Als mijn groene vrienden op een andere plaats hadden gestaan, hadden ze het loodje gelegd door een schoffel of een zootje gif. Wij mensen bepalen waar wat hoort. Okay, ik kan me voorstellen dat op een akker met aardappelen of graan geen vreemde planten moeten groeien omdat de oogst dan kan mislukken. Of dat in een weiland gras en klaver groeit maar geen vreemde kostgangers die de koeien of schapen ziek maken. Dat heet beheer.

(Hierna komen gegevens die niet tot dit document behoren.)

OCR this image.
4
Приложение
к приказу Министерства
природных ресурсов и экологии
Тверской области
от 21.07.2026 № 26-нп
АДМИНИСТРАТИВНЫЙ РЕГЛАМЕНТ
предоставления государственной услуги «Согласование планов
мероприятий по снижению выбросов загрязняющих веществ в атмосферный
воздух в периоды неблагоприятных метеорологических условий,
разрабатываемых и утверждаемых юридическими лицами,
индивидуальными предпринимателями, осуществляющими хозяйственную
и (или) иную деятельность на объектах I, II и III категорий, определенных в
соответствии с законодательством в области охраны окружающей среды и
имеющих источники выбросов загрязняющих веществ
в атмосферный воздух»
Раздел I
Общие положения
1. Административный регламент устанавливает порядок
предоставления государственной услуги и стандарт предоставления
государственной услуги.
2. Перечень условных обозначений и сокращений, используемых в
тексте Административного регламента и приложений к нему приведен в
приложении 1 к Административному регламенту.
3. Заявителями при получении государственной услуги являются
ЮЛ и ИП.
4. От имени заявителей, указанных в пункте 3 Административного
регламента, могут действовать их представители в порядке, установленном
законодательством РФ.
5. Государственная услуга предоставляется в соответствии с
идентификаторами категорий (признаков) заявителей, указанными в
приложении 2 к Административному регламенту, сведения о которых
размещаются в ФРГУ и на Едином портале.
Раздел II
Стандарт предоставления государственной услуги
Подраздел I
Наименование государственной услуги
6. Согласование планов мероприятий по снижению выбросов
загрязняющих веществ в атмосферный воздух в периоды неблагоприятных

Dit is een column van niks, het gaat nergens over. Ik kwam op het idee over die groene logees te schrijven, omdat ik vandaag op een eeuwenoude begraafplaats het graf van mijn moeder bezocht. Een zandbed met een kleine steen met haar naam erop en nog een beetje tekst. Meer niet. Dat is waar ze begraven ligt. Geen betonnen randen, geen afbakening, geen gravel. Een heuvel tussen mos, bomen en planten. Regenbuien vormen gootjes in dat mooie, zware donkergele zand, dat nergens anders dan daar voorkomt, konijnen graven er holletjes. Ik vermoed omdat ze worteltjes van planten lekker vinden. Van een olifant die mijn dochter op het graf heeft gezet, is een oor afgebroken. In een tegen een boom gespijkerde nestkast, tegen het graf van mijn moeder aan, piepen jonge vogels en tikken met hun snaveltjes tegen de houten schotjes. Morning has broken. Dennenappels liggen op het zand zoals ze vielen. Er is geen tuinman die schoffelt of harkt. Ik kijk en luister tevreden. Nergens op de hele begraafplaats is een graf zoals dat van mijn moeder. Een ongraf. En niemand die zich er druk over maakt. Wat heerlijk.
Een paar uur eerder was ik in een kamer met een zeer oude vrouw. Ze gaat dood, eet en drinkt nauwelijks meer. Ze is niet alleen, haar kinderen en aanhang zijn bij haar. Ze zijn lief voor haar en zorgzaam. Toen ik afscheid van haar nam opende ze haar ogen en ik opende de gordijnen voor het raam. Dan kunt u de vogels zien, als ze langs vliegen, zei ik.
Dit is aflevering 26 in een serie columns van Joop Hoek.
Moge iedereen gelukkig zijn, juist zonder on.
Sjoerd zegt
Dit vind ik erg mooi Joop, heel erg mooi!
Connie Franssen zegt
Mooi Joop, dank je wel!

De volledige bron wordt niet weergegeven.